No one really likes being told what to do or what to like, anyway. But I will say this: in the two hours I spent watching Fifty Shades of Grey, I could have been repeatedly beating my head against a wall while listening to Nickelback and it still would have been time better spent than watching this awful movie.
This movie sparked a fair amount of controversy, and from what I saw, I understand why. The major subject of the movie is Christian Grey, who for the remainder of this review I will call “Abusive Batman.” Anastasia Steele, a young college student and the lens through which we watch this cinematic masterpiece, finds Abusive Batman to be an alluring and mysterious figure after she interviews him for an article. From there, she signs a scary sex contract, Abusive Batman leads her to his sex dungeon, and they have sex in various positions. Abusive Batman rejects Anastasia’s affection, as he was apparently emotionally stunted as a child when his parents were murdered in front of him in an alley of Gotham city.
In Fifty Shades, a sequence of events was strung together with a glue stick and someone in the editing room called it a “plot.” I could talk for hours on the fact that this movie portrays a relationship based on domestic violence, or that it horribly misrepresents the BDSM community. But that isn’t why I didn’t like it. No; it is because this movie managed to somehow be both terrible and boring. Even bad movies can at least be fun to watch. I have an archive filled with horror movies for that very reason.
The dialogue is one of the more absurd aspects of the movie, and the depth of the characters is so shallow that they could have replaced Anastasia with a lamp and next to nothing would have changed.
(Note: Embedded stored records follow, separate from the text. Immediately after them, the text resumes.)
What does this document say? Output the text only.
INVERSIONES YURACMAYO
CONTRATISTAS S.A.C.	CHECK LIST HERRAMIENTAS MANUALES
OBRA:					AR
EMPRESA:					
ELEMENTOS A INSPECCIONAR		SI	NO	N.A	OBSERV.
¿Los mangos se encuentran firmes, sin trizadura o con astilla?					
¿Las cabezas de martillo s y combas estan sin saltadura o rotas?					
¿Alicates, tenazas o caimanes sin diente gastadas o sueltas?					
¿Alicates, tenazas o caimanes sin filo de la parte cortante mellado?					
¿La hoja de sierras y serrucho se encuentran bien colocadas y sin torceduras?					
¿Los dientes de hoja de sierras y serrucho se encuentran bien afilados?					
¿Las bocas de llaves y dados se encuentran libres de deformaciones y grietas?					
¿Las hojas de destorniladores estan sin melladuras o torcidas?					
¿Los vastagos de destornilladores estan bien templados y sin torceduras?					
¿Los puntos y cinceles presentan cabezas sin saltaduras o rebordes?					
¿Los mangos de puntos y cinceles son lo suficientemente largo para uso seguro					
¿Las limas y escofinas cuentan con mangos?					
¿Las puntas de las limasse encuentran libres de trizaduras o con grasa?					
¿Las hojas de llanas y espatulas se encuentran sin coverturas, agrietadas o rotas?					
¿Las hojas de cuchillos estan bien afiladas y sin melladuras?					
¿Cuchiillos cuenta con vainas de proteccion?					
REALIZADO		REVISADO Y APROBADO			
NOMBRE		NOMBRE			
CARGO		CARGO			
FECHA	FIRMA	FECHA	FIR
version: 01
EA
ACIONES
Several details are extremely vague, such as what it is exactly Abusive Batman’s company does (which I personally hope is selling doilies). It also glosses over the fact that Abusive Batman was sexually assaulted as a teenager by his mother’s friend, but the audience is somehow expected to feel like this was a positive experience rather than completely horrified.
Alas, a movie adaptation can only be as good as its book. A book, I’d like to point out, which was originally posted as Twilight fanfiction on fanfiction.net. The title was originally “Master of the Universe”, and the author’s pen name on the website was Snowqueens Icedragon. So here we have a movie, based on a book, which was based on a fanfiction, which was based on another movie, which in turn was based on a series of books. Fanfiction should remain in the dark corners of the internet where it belongs, but for reasons beyond my understanding, it was adapted into a major motion picture. Go figure.
It strikes me that there are people out there who enjoyed this film, and I’ll admit that there were aspects to it that weren’t grueling. The soundtrack was alright, for one thing. I’m having some difficulty thinking of the second thing. All in all, I give it a half star out of five.